Prof. Shin Takasawa
Department of Biochemistry, Nara Medical University, JapanSpeech Title: Molecular basis of sleep apnea syndrome (SAS): Intermittent hypoxia (IH)-induced changes of gene expression in cells related to diabetes, hypertension, and cardiovascular diseases and its mechanisms
Abstract: Sleep apnea syndrome (SAS) is characterized by recurrent episodes of oxygen desaturation and reoxygenation (intermittent hypoxia [IH]), and it is a risk factor for insulin resistance/type 2 diabetes, hypertension, and cardiovascular diseases. However, the mechanisms linking IH and the diseases remain elusive. We used in vitro IH system to expose pancreatic β-cells, adipocytes, hepatocytes, skeletal muscle cells, neuronal cells, enteroendocrine cells, vascular smooth muscle cells, vascular endothelial cells, juxtaglomerular cells, cardiomyocytes to IH or normoxia for analyzing changes of gene expression and the mechanisms. We found that IH induced (1) attenuation of glucose-induced insulin secretion via downregulation CD38, (2) upregulation of adipokines via downregulation of microRNA (miR)-452, (3) upregulation of hepatokine via downregulation of miR-203, (4) upregulation of myokines via OCT1- and NRF2-mediated mechanism, (5) vascular smooth muscle cell proliferation via upregulation of EGF family, (6) upregulation of ESM1 and ICAM-1 in vascular endothelial cells via downregulation of miR-181a1, (7) upregulation of renin in juxtaglomerular cells via downregulation of miR-203, (8) upregulation of catecholamine-metabolizing enzymes in catecholamine synthesizing neuronal cells via downregulation of miR-375, and (9) downregulation of components for the CD38-cyclic ADP-ribose signal system in cardiomyocytes via upregulation of Pten. In SAS, cells throughout the body are exposed to IH, which affects various cells related to diabetes, hypertension, and heart disease, which are complications frequently seen in SAS. We have clarified the effects of IH exposure through molecular biological methods. In the future, it will be important to develop good animal models and use them to develop treatment and prevention methods.

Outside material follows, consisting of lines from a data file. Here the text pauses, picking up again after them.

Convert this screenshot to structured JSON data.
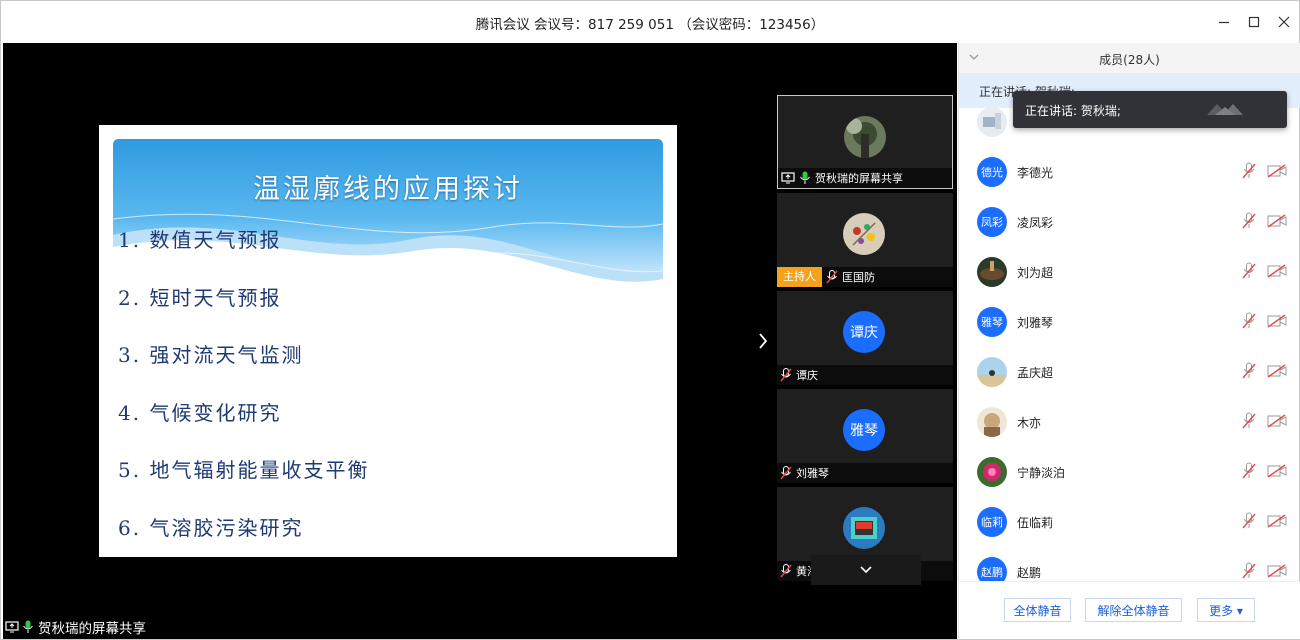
{
  "window": {
    "title": "腾讯会议 会议号：817 259 051 （会议密码：123456）"
  },
  "slide": {
    "title": "温湿廓线的应用探讨",
    "items": [
      "1. 数值天气预报",
      "2. 短时天气预报",
      "3. 强对流天气监测",
      "4. 气候变化研究",
      "5. 地气辐射能量收支平衡",
      "6. 气溶胶污染研究"
    ]
  },
  "tiles": [
    {
      "label": "贺秋瑞的屏幕共享",
      "avatar_text": ""
    },
    {
      "label": "匡国防",
      "host_badge": "主持人",
      "avatar_text": ""
    },
    {
      "label": "谭庆",
      "avatar_text": "谭庆"
    },
    {
      "label": "刘雅琴",
      "avatar_text": "雅琴"
    },
    {
      "label": "黄海平",
      "avatar_text": ""
    }
  ],
  "share_footer": "贺秋瑞的屏幕共享",
  "panel": {
    "title": "成员(28人)",
    "speaking": "正在讲话: 贺秋瑞;",
    "tooltip": "正在讲话: 贺秋瑞;",
    "members": [
      {
        "name": "",
        "avatar_text": ""
      },
      {
        "name": "李德光",
        "avatar_text": "德光"
      },
      {
        "name": "凌凤彩",
        "avatar_text": "凤彩"
      },
      {
        "name": "刘为超",
        "avatar_text": ""
      },
      {
        "name": "刘雅琴",
        "avatar_text": "雅琴"
      },
      {
        "name": "孟庆超",
        "avatar_text": ""
      },
      {
        "name": "木亦",
        "avatar_text": ""
      },
      {
        "name": "宁静淡泊",
        "avatar_text": ""
      },
      {
        "name": "伍临莉",
        "avatar_text": "临莉"
      },
      {
        "name": "赵鹏",
        "avatar_text": "赵鹏"
      }
    ],
    "buttons": {
      "mute_all": "全体静音",
      "unmute_all": "解除全体静音",
      "more": "更多 ▾"
    }
  },
  "colors": {
    "accent": "#1a6dff",
    "host_badge": "#f4a21d",
    "muted_red": "#e5484d",
    "speaking_bg": "#e3eefc"
  }
}
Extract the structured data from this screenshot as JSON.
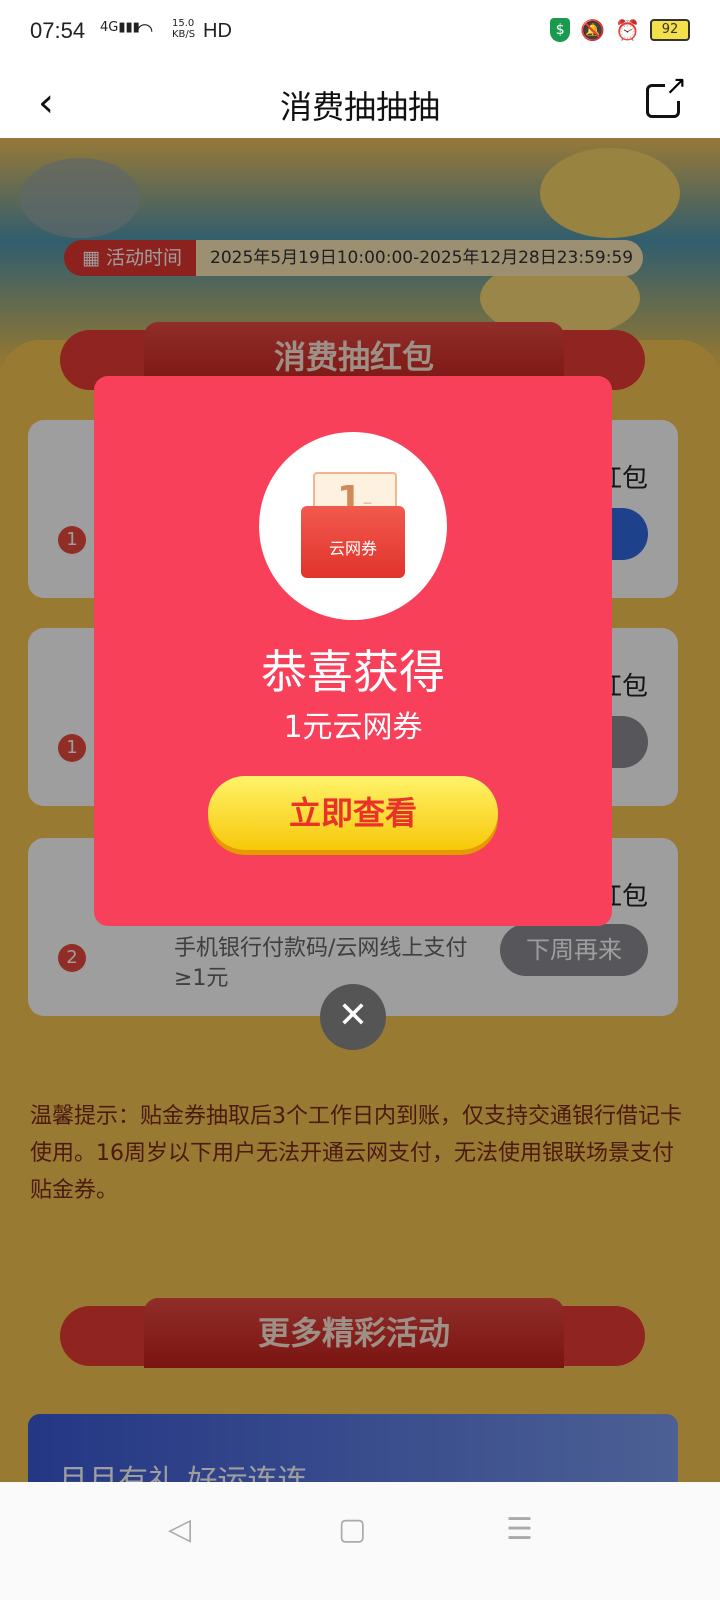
{
  "status_bar": {
    "time": "07:54",
    "network": "4G",
    "speed_value": "15.0",
    "speed_unit": "KB/S",
    "hd": "HD",
    "battery": "92"
  },
  "header": {
    "title": "消费抽抽抽"
  },
  "activity": {
    "time_label": "活动时间",
    "time_range": "2025年5月19日10:00:00-2025年12月28日23:59:59"
  },
  "section1": {
    "title": "消费抽红包"
  },
  "tasks": [
    {
      "num": "1",
      "right_text": "红包",
      "button": ""
    },
    {
      "num": "1",
      "right_text": "红包",
      "button": "来"
    },
    {
      "num": "2",
      "right_text": "红包",
      "button": "下周再来",
      "desc": "手机银行付款码/云网线上支付≥1元"
    }
  ],
  "tips": {
    "text": "温馨提示：贴金券抽取后3个工作日内到账，仅支持交通银行借记卡使用。16周岁以下用户无法开通云网支付，无法使用银联场景支付贴金券。"
  },
  "section2": {
    "title": "更多精彩活动"
  },
  "ad": {
    "text": "月月有礼 好运连连"
  },
  "modal": {
    "coupon_amount": "1",
    "coupon_unit": "元",
    "coupon_name": "云网券",
    "congrats": "恭喜获得",
    "prize": "1元云网券",
    "view_button": "立即查看"
  },
  "colors": {
    "modal_bg": "#f8405a",
    "page_bg": "#f5c44f",
    "button_text": "#e8322a"
  }
}
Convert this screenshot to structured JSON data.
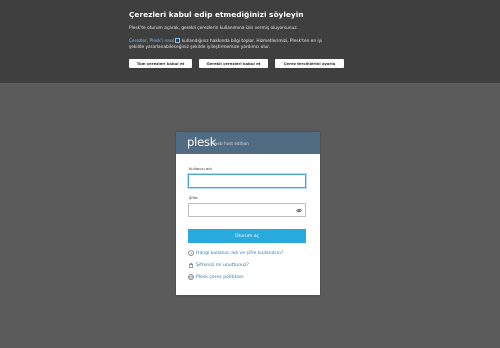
{
  "cookie_banner": {
    "title": "Çerezleri kabul edip etmediğinizi söyleyin",
    "intro": "Plesk'te oturum açarak, gerekli çerezlerin kullanımına izin vermiş oluyorsunuz.",
    "link_text": "Çerezler, Plesk'i nasıl",
    "more_text_line1": "kullandığınız hakkında bilgi toplar. Hizmetlerimizi, Plesk'ten en iyi",
    "more_text_line2": "şekilde yararlanabileceğiniz şekilde iyileştirmemize yardımcı olur.",
    "buttons": {
      "accept_all": "Tüm çerezleri kabul et",
      "accept_required": "Gerekli çerezleri kabul et",
      "configure": "Çerez tercihlerini ayarla"
    }
  },
  "login": {
    "logo": "plesk",
    "edition": "web host edition",
    "username_label": "Kullanıcı adı",
    "username_value": "",
    "password_label": "Şifre",
    "password_value": "",
    "submit_label": "Oturum aç",
    "links": {
      "which_credentials": "Hangi kullanıcı adı ve şifre kullanılsın?",
      "forgot_password": "Şifrenizi mi unuttunuz?",
      "cookie_policy": "Plesk çerez politikası"
    }
  },
  "colors": {
    "background": "#5b5b5b",
    "banner": "#3f3f3f",
    "header": "#516b82",
    "button": "#28aade",
    "link": "#2a7fb6"
  },
  "icons": {
    "external_link": "external-link-icon",
    "eye": "eye-icon",
    "question": "question-circle-icon",
    "lock": "lock-icon",
    "globe": "globe-icon"
  }
}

Keywords: diabetes, hypertension, SAS, IH, CD38-cADPR signal system, Reg-Reg receptor system
Biography: Shin Takasawa was born in 1958 in Kashiwazaki, Nigata, Japan. He qualified as a medical doctor at the age of 25 years in Yamagata University and has completed his PhD at the age of 30 years from Tohoku University School of Medicine. He has been engaged in biochemical and molecular biological research on diseases such as diabetes in Tohoku University Graduate School of Medicine as a staff of Department of Biochemistry. In the process, he found cyclic ADP-ribose as a second messenger in glucose-induced insulin secretion from pancreatic β-cells and Reg (regenerating gene)-Reg receptor system in β-cell regeneration. In 2007, he moved to professor & chairman of Department of Biochemistry, Nara Medical University and performed molecular research concerning sleep apnea syndrome (SAS)/intermittent hypoxia (IH). He has published more than 200 papers in reputed journals and has been serving as an editorial board member of Life Sci. & Int. J. Mol. Sci.